Mapping consistent additive and epistatic QTLs for plant production traits under drought in target populations of environment using locally adapted landrace in rice (Oryza sativa L.)

  • Ashish B. Rajurkar,
  • C. Muthukumar,
  • Bharathi Ayyenar,
  • Helen Baby Thomas,
  • Ranganathan Chandra Babu

DOI
https://doi.org/10.1080/1343943X.2020.1862680
Journal volume & issue
Vol. 24, no. 3
pp. 388 – 403

Abstract

Read online

A total of 36 colocated QTLs associated with plant production traits were mapped using IR62266/Norungan recombinant inbred lines under drought and non-stress conditions in target populations of environment. Multi-model composite interval mapping and multi-environment analysis detected seven consistent QTLs for plant production traits on chromosomes 1, 2, 3, 6, 10 and 11. QTLs for plant height, number of tillers, biomass, spikelet fertility and grain yield under drought identified on chr. 1 (RM5389-RM11943-RM5794), chr. 2 (RM324-RM5390 and RM12460-RM423-RM5345), chr. 3 (RM6329-RM5475-RM16030), chr. 6 (RM508-RM585-RM217), chr. 10 (RM7361-RM8207) and chr. 11 (RM209-RM6499) in this study have been reported as meta-QTLs for yield under drought. Consistent positive allelic contribution from the landrace, Norungan was shown at the two QTLs on chr. 2, while IR62266 showed consistent positive allelic effect at the QTL on chr. 10. At other four regions the effect was confounded with the stress condition, for instance the region on chr. 3 identified for straw yield showed additive effect from Norungan in all stress trials, while in the non-stress trials the positive allele came from IR62266. Epistasis for grain yield was detected in the regions of non-additive effects and its relative contribution was small.
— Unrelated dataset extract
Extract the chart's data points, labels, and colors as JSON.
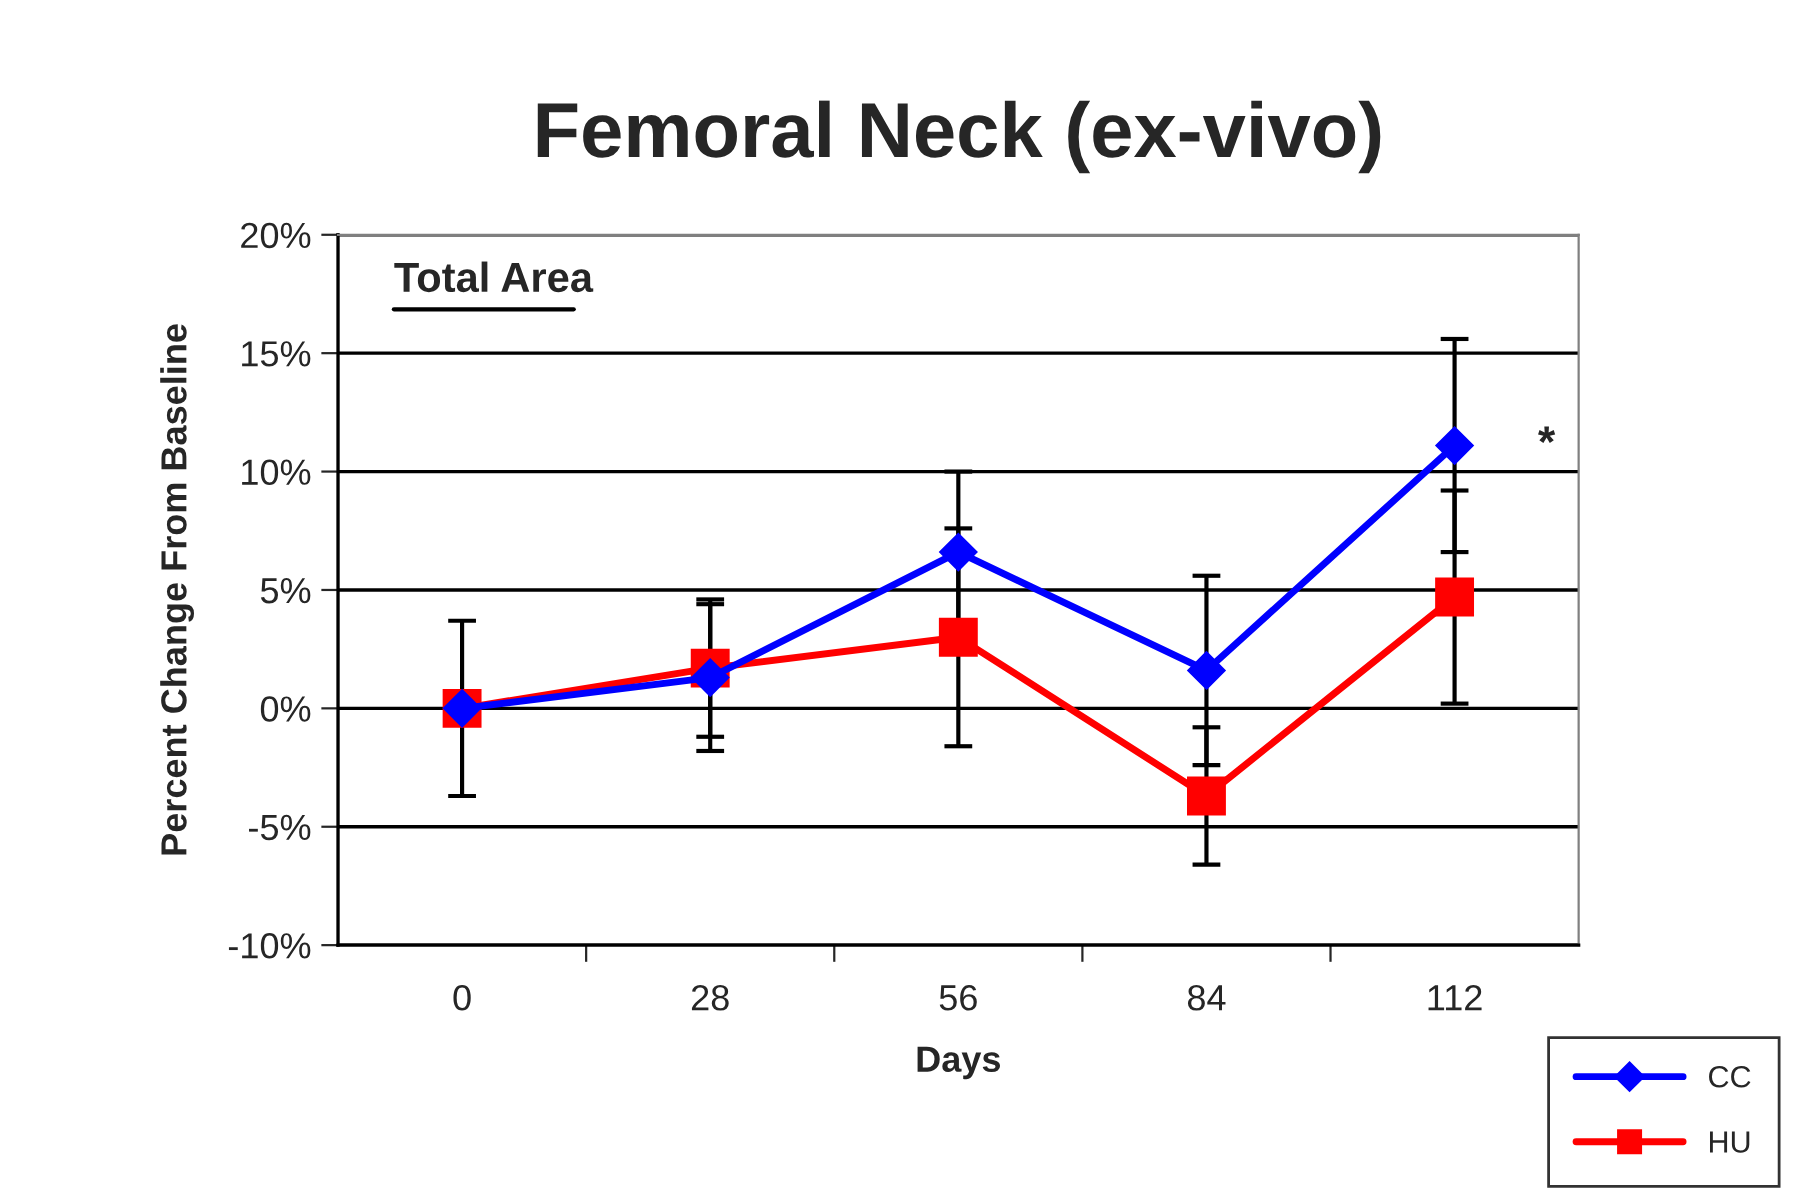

Relatively small percentage of grain yield variation was explained by additive x environment interaction (0.28 - 1.77%), but was larger than that explained by additive effect QTL across environments (0.05 - 0.35%). These consistent QTLs may have genes evolutionarily conserved in response to drought and could be ideal candidates for rice yield improvement in water-limited environments.